In 1957, Turkey's currency situation was characterized by significant economic strain under the government of Prime Minister Adnan Menderes. The period was part of the broader Democrat Party era (1950-1960), marked by ambitious but often poorly planned development policies financed heavily by foreign borrowing and the printing of money. While the early 1950s saw growth, by mid-decade, the economy was overheating. A large trade deficit, dwindling foreign exchange reserves, and rampant inflation created intense pressure on the Turkish lira, which had a fixed official exchange rate established in 1946.
The government's response was a classic example of exchange control and a multi-tiered currency system. Alongside the official rate, a more realistic "free market" or black-market rate for foreign currency emerged, creating a wide and damaging gap. To manage the crisis, authorities introduced a complex system of "premium rates" for specific transactions, effectively devaluing the lira for importers and certain sectors while trying to maintain the fiction of a stable official parity. This ad-hoc approach led to distortions, encouraged smuggling and corruption, and failed to address fundamental imbalances.

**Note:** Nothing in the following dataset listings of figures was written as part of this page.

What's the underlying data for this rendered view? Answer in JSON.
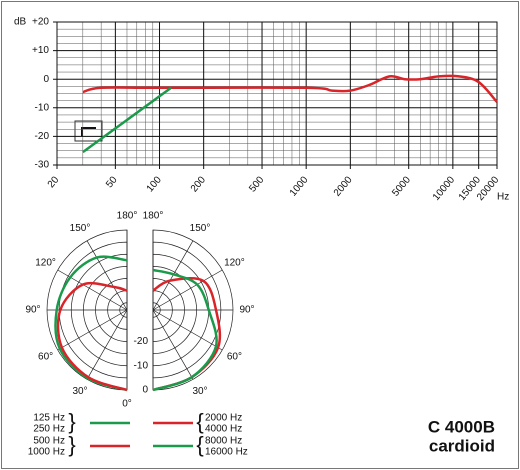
{
  "chart_data": [
    {
      "type": "line",
      "y_label": "dB",
      "x_label": "Hz",
      "xscale": "log",
      "xlim": [
        20,
        20000
      ],
      "ylim": [
        -30,
        20
      ],
      "xticks": [
        20,
        50,
        100,
        200,
        500,
        1000,
        2000,
        5000,
        10000,
        15000,
        20000
      ],
      "yticks": [
        {
          "value": 20,
          "label": "+20"
        },
        {
          "value": 10,
          "label": "+10"
        },
        0,
        -10,
        -20,
        -30
      ],
      "grid": true,
      "series": [
        {
          "color": "#d9252a",
          "x": [
            30,
            40,
            100,
            1000,
            1500,
            2000,
            2700,
            3700,
            4700,
            6000,
            8000,
            11000,
            15000,
            20000
          ],
          "values": [
            -4.5,
            -3,
            -3,
            -3,
            -4,
            -4,
            -2,
            1,
            0,
            0,
            1,
            1,
            -1,
            -8
          ]
        },
        {
          "color": "#1a9a4a",
          "x": [
            30,
            120
          ],
          "values": [
            -25.5,
            -3
          ]
        }
      ]
    },
    {
      "type": "polar",
      "angles": [
        0,
        30,
        60,
        90,
        120,
        150,
        180
      ],
      "angle_ticks": [
        {
          "value": 0,
          "label": "0°"
        },
        {
          "value": 30,
          "label": "30°"
        },
        {
          "value": 60,
          "label": "60°"
        },
        {
          "value": 90,
          "label": "90°"
        },
        {
          "value": 120,
          "label": "120°"
        },
        {
          "value": 150,
          "label": "150°"
        },
        {
          "value": 180,
          "label": "180°"
        }
      ],
      "rlim": [
        -33,
        0
      ],
      "rticks": [
        -20,
        -10,
        0
      ],
      "rminor": [
        -5,
        -15,
        -25,
        -30
      ],
      "series": [
        {
          "names": [
            "125 Hz",
            "250 Hz"
          ],
          "side": "left",
          "color": "#1a9a4a",
          "values": [
            0,
            -0.5,
            -1,
            -4,
            -6,
            -8,
            -12.5
          ]
        },
        {
          "names": [
            "500 Hz",
            "1000 Hz"
          ],
          "side": "left",
          "color": "#d9252a",
          "values": [
            0,
            -1,
            -2,
            -5.5,
            -12,
            -22,
            -25
          ]
        },
        {
          "names": [
            "2000 Hz",
            "4000 Hz"
          ],
          "side": "right",
          "color": "#d9252a",
          "values": [
            0,
            -1,
            -2,
            -7,
            -9,
            -19,
            -25
          ]
        },
        {
          "names": [
            "8000 Hz",
            "16000 Hz"
          ],
          "side": "right",
          "color": "#1a9a4a",
          "values": [
            0,
            -1,
            -3,
            -10,
            -12,
            -16,
            -16.5
          ]
        }
      ]
    }
  ],
  "product": {
    "model": "C 4000B",
    "pattern": "cardioid"
  }
}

Ultimately, the currency crisis of 1957 was a pivotal symptom of deeper macroeconomic mismanagement. It eroded public confidence, contributed to severe inflation that hurt living standards, and exposed the fragility of Turkey's import-dependent economic model. The situation continued to deteriorate, culminating in a major devaluation and the imposition of a strict stabilization program in 1958 under guidance from the International Monetary Fund and the Organisation for European Economic Co-operation (OEEC), setting a precedent for external intervention in Turkish economic affairs.